For Carol Watson, talking-book studio manager, the conversion can’t come soon enough.
No reel-to-reel tapes
For one thing, they don’t make reel-to-reel tapes like they used to. As a matter of fact, Watson said, they don’t make them at all. The talking-book library can no longer get them on the open market.
“We’re still getting them from other libraries,” Watson said, referring to talking-book studios in other states. “We just keep asking other libraries as they go digital.”
Then she looked across her own studio — at the hulking tape machines.
“Our biggest problem is trying to keep the dinosaur reel-to-reels running,” Watson said.

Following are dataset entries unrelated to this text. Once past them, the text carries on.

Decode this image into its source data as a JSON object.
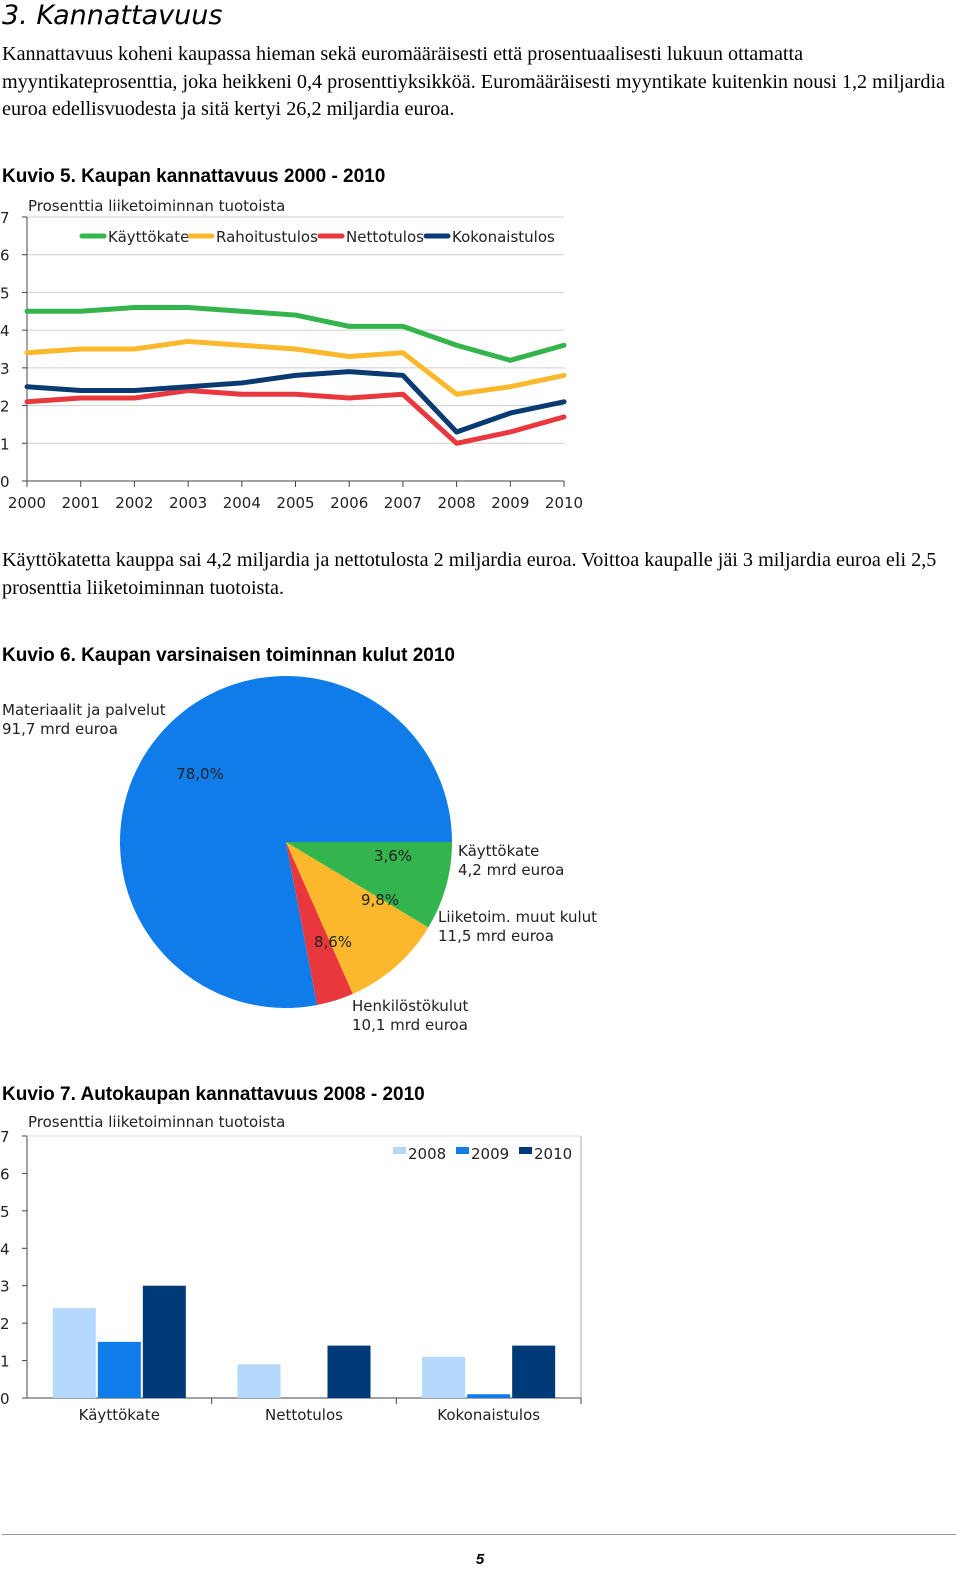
{
  "section_title": "3. Kannattavuus",
  "paragraph1": "Kannattavuus koheni kaupassa hieman sekä euromääräisesti että prosentuaalisesti lukuun ottamatta myyntikateprosenttia, joka heikkeni 0,4 prosenttiyksikköä. Euromääräisesti myyntikate kuitenkin nousi 1,2 miljardia euroa edellisvuodesta ja sitä kertyi 26,2 miljardia euroa.",
  "paragraph2": "Käyttökatetta kauppa sai 4,2 miljardia ja nettotulosta 2 miljardia euroa. Voittoa kaupalle jäi 3 miljardia euroa eli 2,5 prosenttia liiketoiminnan tuotoista.",
  "figure5_caption": "Kuvio 5. Kaupan kannattavuus 2000 - 2010",
  "figure6_caption": "Kuvio 6. Kaupan varsinaisen toiminnan kulut 2010",
  "figure7_caption": "Kuvio 7. Autokaupan kannattavuus 2008 - 2010",
  "page_number": "5",
  "chart_data": [
    {
      "type": "line",
      "ylabel": "Prosenttia liiketoiminnan tuotoista",
      "x": [
        "2000",
        "2001",
        "2002",
        "2003",
        "2004",
        "2005",
        "2006",
        "2007",
        "2008",
        "2009",
        "2010"
      ],
      "ylim": [
        0,
        7
      ],
      "yticks": [
        "0",
        "1",
        "2",
        "3",
        "4",
        "5",
        "6",
        "7"
      ],
      "legend_position": "top",
      "grid": true,
      "series": [
        {
          "name": "Käyttökate",
          "color": "#34b44c",
          "values": [
            4.5,
            4.5,
            4.6,
            4.6,
            4.5,
            4.4,
            4.1,
            4.1,
            3.6,
            3.2,
            3.6
          ]
        },
        {
          "name": "Rahoitustulos",
          "color": "#fbb82c",
          "values": [
            3.4,
            3.5,
            3.5,
            3.7,
            3.6,
            3.5,
            3.3,
            3.4,
            2.3,
            2.5,
            2.8
          ]
        },
        {
          "name": "Nettotulos",
          "color": "#e8383d",
          "values": [
            2.1,
            2.2,
            2.2,
            2.4,
            2.3,
            2.3,
            2.2,
            2.3,
            1.0,
            1.3,
            1.7
          ]
        },
        {
          "name": "Kokonaistulos",
          "color": "#0a3a72",
          "values": [
            2.5,
            2.4,
            2.4,
            2.5,
            2.6,
            2.8,
            2.9,
            2.8,
            1.3,
            1.8,
            2.1
          ]
        }
      ]
    },
    {
      "type": "pie",
      "slices": [
        {
          "label": "Materiaalit ja palvelut",
          "amount": "91,7 mrd euroa",
          "pct_label": "78,0%",
          "value": 78.0,
          "color": "#0f7cea"
        },
        {
          "label": "Käyttökate",
          "amount": "4,2 mrd euroa",
          "pct_label": "3,6%",
          "value": 3.6,
          "color": "#e8383d"
        },
        {
          "label": "Liiketoim. muut kulut",
          "amount": "11,5 mrd euroa",
          "pct_label": "9,8%",
          "value": 9.8,
          "color": "#fbb82c"
        },
        {
          "label": "Henkilöstökulut",
          "amount": "10,1 mrd euroa",
          "pct_label": "8,6%",
          "value": 8.6,
          "color": "#34b44c"
        }
      ]
    },
    {
      "type": "bar",
      "ylabel": "Prosenttia liiketoiminnan tuotoista",
      "categories": [
        "Käyttökate",
        "Nettotulos",
        "Kokonaistulos"
      ],
      "ylim": [
        0,
        7
      ],
      "yticks": [
        "0",
        "1",
        "2",
        "3",
        "4",
        "5",
        "6",
        "7"
      ],
      "legend_position": "top-right",
      "series": [
        {
          "name": "2008",
          "color": "#b4d8fb",
          "values": [
            2.4,
            0.9,
            1.1
          ]
        },
        {
          "name": "2009",
          "color": "#0f7cea",
          "values": [
            1.5,
            0.0,
            0.1
          ]
        },
        {
          "name": "2010",
          "color": "#003a78",
          "values": [
            3.0,
            1.4,
            1.4
          ]
        }
      ]
    }
  ]
}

Basic repairs are doable. But she knows of nobody in town who can properly calibrate the machines.
“When all those instruments get out of whack, I don’t know what we’re going to do to fix them,” Watson says.
And even when all the booths go digital, the tape machines have to be kept around a few more years, she added. They’ll be needed for some specialty recordings. Magazines, for example, are recorded by a single volunteer who works the machine remotely from inside the booth. Remote controls aren’t available for the digital recorders — at least not yet, Watson says.
National digital move
In its push to go digital, Arizona is not alone. It’s in line with a goal set by the federal government, which created the forerunner to the National Library Service for the Blind in 1931.
The first books didn’t talk. They were in Braille. In 1934, however, 33-1/3 records were introduced — as talking books for the blind. In the 1970s, the move was made to cassette tapes. They’re still in use. They only can be played in special players, which the government makes available for free.
The digital revolution, however, is on its way, Montgomery said.
Speaking of National Library Service officials, she said: “They expect the conversion to be complete by 2011.”
Even after that, books on tape will be widely available. Talking-book clients wary of going digital won’t have to give up their trusty old cassette machines, Montgomery added.
Others, however, will welcome the change.
“A lot of them can’t wait for the new technology,” Montgomery said.
That technology will appear as a digital player about the size of a clock radio. The recorded material will come on a card that looks like a thickly sliced electronic key.
“It’s just at the development stage now, but they’re just about to start production,” Montgomery said.
As with cassettes, clients can order digital talking books from a catalog. And like cassettes, they’ll be a library loan, delivered by mail postage free.
They will also have built-in anti-piracy features. First, the digital card or disk will be copy-protected. And, second, it will only play on the official talking-book digital player.
It goes to the special legal status accorded talking books for the blind. Congress exempted them from copyright law. Everything from the Bible to the latest John Grisham thriller is available for free, but only in a format “exclusively for use by the blind or other persons with disabilities.”
As for Brock and Donnelle, they will soon start a book on Arizona politics — a recording that could speak volumes.